Figure 1. Putative mechanisms by which Klotho and FGF23 result in cardiovascular diseases.

Main reasons for Klotho/FGF23 axis causing cardiovascular diseases are: vascular endothelial dysfunction, diffuse vascular calcification, and cardiac hypertrophy. Diabetes, hypertension, aging, and overexpression of P16 and P53 tumor suppressor proteins decrease klotho expression (A).
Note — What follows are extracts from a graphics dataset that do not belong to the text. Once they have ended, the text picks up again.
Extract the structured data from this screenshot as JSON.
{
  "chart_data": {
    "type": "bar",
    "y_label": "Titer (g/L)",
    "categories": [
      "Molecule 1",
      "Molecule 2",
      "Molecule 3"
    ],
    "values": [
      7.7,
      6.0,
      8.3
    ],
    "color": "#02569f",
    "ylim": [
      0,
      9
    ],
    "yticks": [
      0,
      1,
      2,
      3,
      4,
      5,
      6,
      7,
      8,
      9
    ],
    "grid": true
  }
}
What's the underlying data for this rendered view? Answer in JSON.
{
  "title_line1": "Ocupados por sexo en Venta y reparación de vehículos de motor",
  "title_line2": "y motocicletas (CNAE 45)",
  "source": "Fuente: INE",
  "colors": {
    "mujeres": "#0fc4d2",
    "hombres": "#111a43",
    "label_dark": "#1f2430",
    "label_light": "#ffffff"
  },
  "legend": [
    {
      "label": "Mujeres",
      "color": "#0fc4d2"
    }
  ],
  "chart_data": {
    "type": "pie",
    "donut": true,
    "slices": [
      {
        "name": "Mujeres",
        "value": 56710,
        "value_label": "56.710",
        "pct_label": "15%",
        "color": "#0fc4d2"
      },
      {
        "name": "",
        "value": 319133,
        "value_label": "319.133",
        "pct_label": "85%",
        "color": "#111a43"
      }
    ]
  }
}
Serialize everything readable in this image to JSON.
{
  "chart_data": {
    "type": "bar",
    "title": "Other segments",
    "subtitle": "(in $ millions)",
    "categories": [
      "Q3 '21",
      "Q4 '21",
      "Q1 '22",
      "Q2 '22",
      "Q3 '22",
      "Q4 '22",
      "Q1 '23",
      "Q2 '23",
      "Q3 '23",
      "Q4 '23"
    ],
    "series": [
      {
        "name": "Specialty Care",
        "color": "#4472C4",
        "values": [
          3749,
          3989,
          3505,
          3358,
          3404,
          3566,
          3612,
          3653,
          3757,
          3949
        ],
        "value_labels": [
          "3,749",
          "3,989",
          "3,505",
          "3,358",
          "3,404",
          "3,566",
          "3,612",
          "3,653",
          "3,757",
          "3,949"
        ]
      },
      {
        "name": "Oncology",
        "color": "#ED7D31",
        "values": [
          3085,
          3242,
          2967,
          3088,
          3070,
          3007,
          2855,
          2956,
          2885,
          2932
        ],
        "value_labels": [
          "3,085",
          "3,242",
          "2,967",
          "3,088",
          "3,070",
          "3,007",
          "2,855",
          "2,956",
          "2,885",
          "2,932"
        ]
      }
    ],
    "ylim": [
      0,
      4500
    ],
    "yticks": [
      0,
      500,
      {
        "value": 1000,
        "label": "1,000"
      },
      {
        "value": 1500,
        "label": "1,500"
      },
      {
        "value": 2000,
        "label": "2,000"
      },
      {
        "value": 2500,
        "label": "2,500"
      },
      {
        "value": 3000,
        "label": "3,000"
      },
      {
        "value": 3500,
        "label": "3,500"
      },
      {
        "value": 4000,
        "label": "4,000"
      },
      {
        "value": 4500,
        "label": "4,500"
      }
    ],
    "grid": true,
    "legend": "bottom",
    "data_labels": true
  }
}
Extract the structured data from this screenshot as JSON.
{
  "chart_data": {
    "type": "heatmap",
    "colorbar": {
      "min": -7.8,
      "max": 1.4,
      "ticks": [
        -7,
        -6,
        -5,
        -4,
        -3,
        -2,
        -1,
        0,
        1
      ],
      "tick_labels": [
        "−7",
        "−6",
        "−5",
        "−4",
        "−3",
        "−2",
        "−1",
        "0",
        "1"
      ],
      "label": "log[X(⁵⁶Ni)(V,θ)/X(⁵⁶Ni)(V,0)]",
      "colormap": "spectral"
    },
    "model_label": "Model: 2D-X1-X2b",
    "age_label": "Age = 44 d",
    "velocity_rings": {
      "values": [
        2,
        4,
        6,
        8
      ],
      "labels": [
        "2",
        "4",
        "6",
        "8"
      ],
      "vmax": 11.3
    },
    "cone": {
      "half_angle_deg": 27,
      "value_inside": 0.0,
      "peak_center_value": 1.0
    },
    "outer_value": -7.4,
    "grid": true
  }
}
Lower expression of klotho protein in humans reduces NO production and increases the level of ET-1 and inflammatory medium. These reactions can aggravate endothelial dysfunction (B). The klotho/FGF23 axis participates in vascular calcification, which is caused by deficiency of active vitamin D, hypercalcemia and hyperphosphatemia (C). Heart damage by lower expression of klotho is mediated by upregulation of TRPC6 and electrolyte disturbance. At the same time, higher level of FGF23 also separately affects cardiac structure and function (D). In addition, polymorphisms of klotho gene are associated with various cardiovascular events (E). Ang II: angiotensin II; ET-1: endothelin-1; FGF23: fibroblast growth factor23; NO: nitric oxide; SNP: single-nucleotide polymorphisms; TRPC6: transient receptor potential canonical6; VitD: vitamin D.